We use Spearman Rank Correlation to determine the association(correlation) between the different types of clicks with the engagement feature, from the above output, we have that there is strong positive correlation between Post Clicks (All) and Engagement, since the p-value is less than 0.05 then the correlation is statistically significant. Therefore an increase in the number of Post Clicks (All) results in an increase in the number of engagements

There is also a strong positive correlation between Post Link Clicks, Other Post Clicks and Engagement, although less than that of Post Clicks(All) and Engagement, their p-values are also less than 0.05 which implies statistical significance. Therefore that increase in Post Link Clicks, Other Post Clicks results in an increase in number of Engagements

There is a weak positive correlation between between Post Media Clicks and Engagements and moderately strong positive correlation between Post Detail Expand Clicks, Profile Clicks and Engagements.

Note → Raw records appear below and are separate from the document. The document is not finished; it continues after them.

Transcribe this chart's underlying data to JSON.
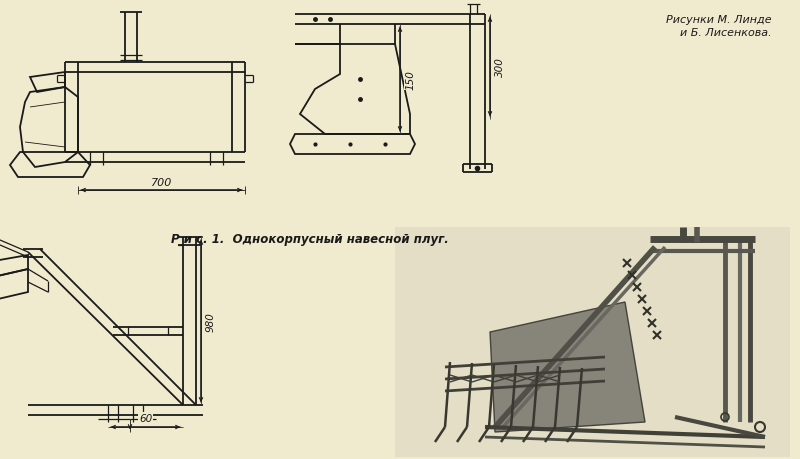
{
  "background_color": "#f0ebcf",
  "title_text": "Р и с. 1.  Однокорпусный навесной плуг.",
  "attribution_line1": "Рисунки М. Линде",
  "attribution_line2": "и Б. Лисенкова.",
  "dim_700": "700",
  "dim_300": "300",
  "dim_150": "150",
  "dim_980": "980",
  "dim_60": "60",
  "line_color": "#1a1a1a",
  "dim_color": "#1a1a1a",
  "text_color": "#1a1a1a",
  "photo_bg": "#b8b0a0"
}
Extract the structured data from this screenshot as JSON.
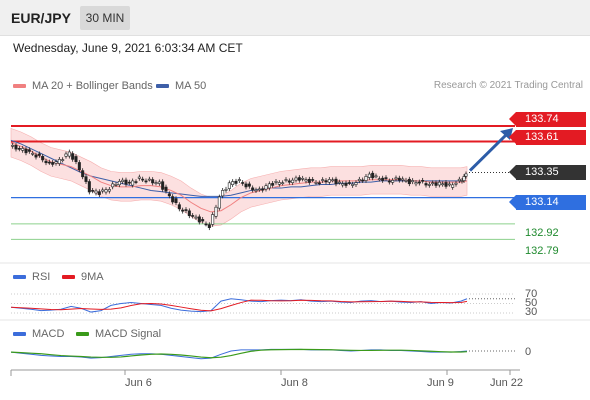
{
  "header": {
    "symbol": "EUR/JPY",
    "timeframe": "30 MIN",
    "datetime": "Wednesday, June 9, 2021 6:03:34 AM CET"
  },
  "legend": {
    "ma20": "MA 20 + Bollinger Bands",
    "ma50": "MA 50",
    "credit": "Research © 2021 Trading Central"
  },
  "colors": {
    "ma20": "#f08080",
    "ma50": "#3e5fa8",
    "resistance": "#e31b23",
    "support": "#2f6fe0",
    "target": "#1f8a2e",
    "rsi": "#3c6ddb",
    "macd": "#3c6ddb",
    "macd_signal": "#3a9a1a"
  },
  "levels": {
    "r2": "133.74",
    "r1": "133.61",
    "current": "133.35",
    "pivot": "133.14",
    "s1": "132.92",
    "s2": "132.79"
  },
  "rsi": {
    "label": "RSI",
    "ma_label": "9MA",
    "level_70": "70",
    "level_50": "50",
    "level_30": "30"
  },
  "macd": {
    "label": "MACD",
    "signal_label": "MACD Signal",
    "zero": "0"
  },
  "xaxis": [
    "Jun 6",
    "Jun 8",
    "Jun 9",
    "Jun 22"
  ],
  "chart_data": {
    "type": "line",
    "title": "EUR/JPY",
    "xlabel": "",
    "ylabel": "",
    "ylim": [
      132.6,
      133.95
    ],
    "x": [
      0,
      10,
      20,
      30,
      40,
      50,
      60,
      70,
      80,
      90,
      100,
      110,
      120,
      130,
      140,
      150,
      160,
      170,
      180,
      190,
      200,
      210,
      220,
      230,
      240,
      250,
      260,
      270,
      280,
      290,
      300,
      310,
      320,
      330,
      340,
      350,
      360,
      370,
      380,
      390,
      400,
      410,
      420,
      430,
      440,
      450,
      456
    ],
    "series": [
      {
        "name": "EUR/JPY",
        "values": [
          133.57,
          133.55,
          133.52,
          133.48,
          133.42,
          133.45,
          133.52,
          133.38,
          133.2,
          133.18,
          133.22,
          133.28,
          133.26,
          133.3,
          133.28,
          133.26,
          133.15,
          133.05,
          133.0,
          132.95,
          132.9,
          133.15,
          133.26,
          133.28,
          133.22,
          133.2,
          133.25,
          133.27,
          133.28,
          133.3,
          133.28,
          133.27,
          133.29,
          133.26,
          133.25,
          133.28,
          133.33,
          133.3,
          133.28,
          133.3,
          133.27,
          133.27,
          133.25,
          133.26,
          133.24,
          133.28,
          133.33
        ]
      },
      {
        "name": "MA 20",
        "values": [
          133.6,
          133.57,
          133.53,
          133.48,
          133.44,
          133.42,
          133.4,
          133.36,
          133.32,
          133.27,
          133.24,
          133.23,
          133.23,
          133.24,
          133.24,
          133.23,
          133.2,
          133.16,
          133.1,
          133.05,
          133.02,
          133.03,
          133.08,
          133.14,
          133.18,
          133.2,
          133.22,
          133.24,
          133.25,
          133.26,
          133.27,
          133.27,
          133.28,
          133.28,
          133.28,
          133.28,
          133.29,
          133.29,
          133.29,
          133.29,
          133.28,
          133.28,
          133.27,
          133.27,
          133.27,
          133.27,
          133.28
        ]
      },
      {
        "name": "MA 50",
        "values": [
          133.62,
          133.59,
          133.55,
          133.51,
          133.47,
          133.43,
          133.39,
          133.35,
          133.32,
          133.3,
          133.28,
          133.26,
          133.24,
          133.22,
          133.2,
          133.19,
          133.18,
          133.17,
          133.16,
          133.15,
          133.15,
          133.15,
          133.16,
          133.18,
          133.2,
          133.21,
          133.22,
          133.22,
          133.23,
          133.23,
          133.24,
          133.25,
          133.25,
          133.26,
          133.26,
          133.27,
          133.27,
          133.28,
          133.28,
          133.28,
          133.28,
          133.28,
          133.28,
          133.28,
          133.28,
          133.28,
          133.28
        ]
      }
    ],
    "forecast": {
      "from": 133.35,
      "to": 133.74
    },
    "rsi_values": [
      42,
      40,
      38,
      35,
      36,
      38,
      44,
      40,
      32,
      35,
      46,
      50,
      52,
      50,
      48,
      46,
      40,
      36,
      34,
      33,
      35,
      55,
      60,
      58,
      55,
      54,
      56,
      57,
      56,
      58,
      55,
      54,
      55,
      53,
      52,
      55,
      56,
      54,
      55,
      53,
      52,
      54,
      50,
      52,
      51,
      55,
      60
    ],
    "macd_values": [
      -0.02,
      -0.04,
      -0.06,
      -0.08,
      -0.09,
      -0.1,
      -0.1,
      -0.11,
      -0.13,
      -0.12,
      -0.1,
      -0.08,
      -0.06,
      -0.05,
      -0.05,
      -0.06,
      -0.08,
      -0.1,
      -0.12,
      -0.14,
      -0.13,
      -0.06,
      0.0,
      0.02,
      0.02,
      0.02,
      0.03,
      0.03,
      0.03,
      0.03,
      0.02,
      0.02,
      0.02,
      0.01,
      0.0,
      0.01,
      0.02,
      0.02,
      0.01,
      0.01,
      0.0,
      -0.01,
      -0.02,
      -0.02,
      -0.02,
      -0.01,
      0.0
    ]
  }
}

Finally, there is a weak negative correlation between Post Hashtag Clicks and Engagements 

We note that all the p-values are all less than 0.05 which implies that the correlations are all statistically significant.

<a id = 'q8'></a>
## Is There a Seasonal or Periodic Pattern in Engagement?

![Question7.3.JPG](attachment:Question7.3.JPG)

Examining the chart provided, we can observe clear patterns of seasonality within our data. Notably, there is a dip in user engagement levels from February to April followed by a significant surge in engagement from April to July. Subsequently, there is a continued increase in engagement from July to September followed by a decline from September to November. Finally, there is another upswing in engagement from November to December. We further decompose our data into trends, seasonalities and residuals.

![Question7.JPG](attachment:Question7.JPG)

![Question7.2.JPG](attachment:Question7.2.JPG)

<a id = 'q9'></a>
## What Is the Overall Engagement Rate and How Does It Vary Across Platforms?

![Question8.JPG](attachment:Question8.JPG)

<a id = 'q10'></a>
## Most Used Words in Social Media Posts

![Question9.JPG](attachment:Question9.JPG)

From the visualisation above, we can see the most commonly used words excluding **stopwords** in the posts. Frequently used words in posts includes but are not restricted to "visit", "call", "let", "today", e.t.c.